The power delivery networks in today’s very deep-submicron chips are susceptible to slight variations and cause sudden large current spikes leading to higher Ldi/dt drop than resistive drop, necessitating the need to be accounted. Especially of concern is simultaneous switching in localized areas in a chip because it concentrates current drawn on a particular power bump further reducing supply voltage. Thus, there arises a growing need to accurately characterize the resistive and inductive voltage drop caused by simultaneous switching of multiple paths. Power-supply noise also impacts circuit operation, causing a significant increase in path delays. It is critical to account for this increase in delay during the ATPG process otherwise it can lead to overkill during transition and delay testing. However, it is infeasible to carry out full-chip SPICE-level simulations on a design to validate the large number of ATPG generated test patterns.
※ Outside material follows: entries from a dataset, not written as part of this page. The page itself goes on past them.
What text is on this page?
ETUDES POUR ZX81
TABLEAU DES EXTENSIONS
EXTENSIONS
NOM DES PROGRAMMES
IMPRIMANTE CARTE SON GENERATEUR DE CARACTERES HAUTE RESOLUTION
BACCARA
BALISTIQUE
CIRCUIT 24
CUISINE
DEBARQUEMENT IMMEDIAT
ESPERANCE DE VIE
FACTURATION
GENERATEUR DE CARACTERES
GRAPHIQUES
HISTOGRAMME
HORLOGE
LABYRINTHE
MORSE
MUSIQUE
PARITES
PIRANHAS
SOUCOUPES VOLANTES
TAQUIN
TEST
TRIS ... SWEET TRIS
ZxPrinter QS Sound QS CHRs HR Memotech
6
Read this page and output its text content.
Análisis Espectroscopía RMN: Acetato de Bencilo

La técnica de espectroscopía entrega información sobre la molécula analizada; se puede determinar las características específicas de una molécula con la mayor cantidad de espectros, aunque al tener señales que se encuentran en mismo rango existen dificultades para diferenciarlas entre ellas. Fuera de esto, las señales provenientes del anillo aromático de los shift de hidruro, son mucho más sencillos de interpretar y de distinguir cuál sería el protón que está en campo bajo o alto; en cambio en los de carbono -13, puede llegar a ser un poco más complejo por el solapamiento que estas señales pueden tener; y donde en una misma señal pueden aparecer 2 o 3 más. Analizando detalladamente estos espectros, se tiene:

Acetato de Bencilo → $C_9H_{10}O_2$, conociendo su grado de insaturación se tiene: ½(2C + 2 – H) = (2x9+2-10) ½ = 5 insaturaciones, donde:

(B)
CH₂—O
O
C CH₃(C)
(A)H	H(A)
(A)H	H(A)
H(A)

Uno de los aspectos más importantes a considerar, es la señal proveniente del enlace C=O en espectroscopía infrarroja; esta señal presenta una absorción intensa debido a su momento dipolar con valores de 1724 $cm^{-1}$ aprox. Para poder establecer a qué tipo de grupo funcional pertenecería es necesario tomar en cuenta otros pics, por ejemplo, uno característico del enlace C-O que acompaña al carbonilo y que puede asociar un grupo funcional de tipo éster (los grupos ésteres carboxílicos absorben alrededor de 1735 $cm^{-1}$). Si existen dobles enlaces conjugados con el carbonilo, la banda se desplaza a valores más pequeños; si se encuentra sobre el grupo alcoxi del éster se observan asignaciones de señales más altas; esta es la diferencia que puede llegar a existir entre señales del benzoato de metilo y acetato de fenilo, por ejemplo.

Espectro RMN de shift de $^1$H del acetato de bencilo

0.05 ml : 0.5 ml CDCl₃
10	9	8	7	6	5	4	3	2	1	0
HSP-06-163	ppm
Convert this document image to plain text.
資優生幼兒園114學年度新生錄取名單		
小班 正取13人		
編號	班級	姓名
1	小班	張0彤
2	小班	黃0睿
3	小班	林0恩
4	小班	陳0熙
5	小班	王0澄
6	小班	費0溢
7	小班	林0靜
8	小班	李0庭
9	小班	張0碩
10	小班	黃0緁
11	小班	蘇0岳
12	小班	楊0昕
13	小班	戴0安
Accurate and efficient techniques are required to quantify supply noise and its impact on path delays to ensure reliable operation in both mission mode and during test.

A scalable current-based dynamic method is presented to estimate both IR and Ldi/dt drop caused by simultaneous switching activity. Also presented is a technique to predict the increase in path delays caused by supply noise. The noise and delay estimation techniques use simulations of individual extracted switching logic in comparison to time-consuming full-chip simulations and thus it can be integrated with existing ATPG tools. A design partitioning technique is also presented that makes the framework feasible for larger designs. Supply noise estimation error is less than 12% of SPICE level full-chip results across all test cases in the combinational and sequential benchmark circuits. The effect of power supply noise on path delays is modeled effectively. Results from multiple designs show that using the convolution-based technique the increase in path delay can be accurately predicted with a worst case error of 4% as compared to full-chip simulation results demonstrating the effectiveness of the technique.

Committee: Drs. Chintan Patel (Chair), Dhananjay Phatak, Ryan Robucci, Nilanjan Banerjee and Ismed Hartanto (Xilinx)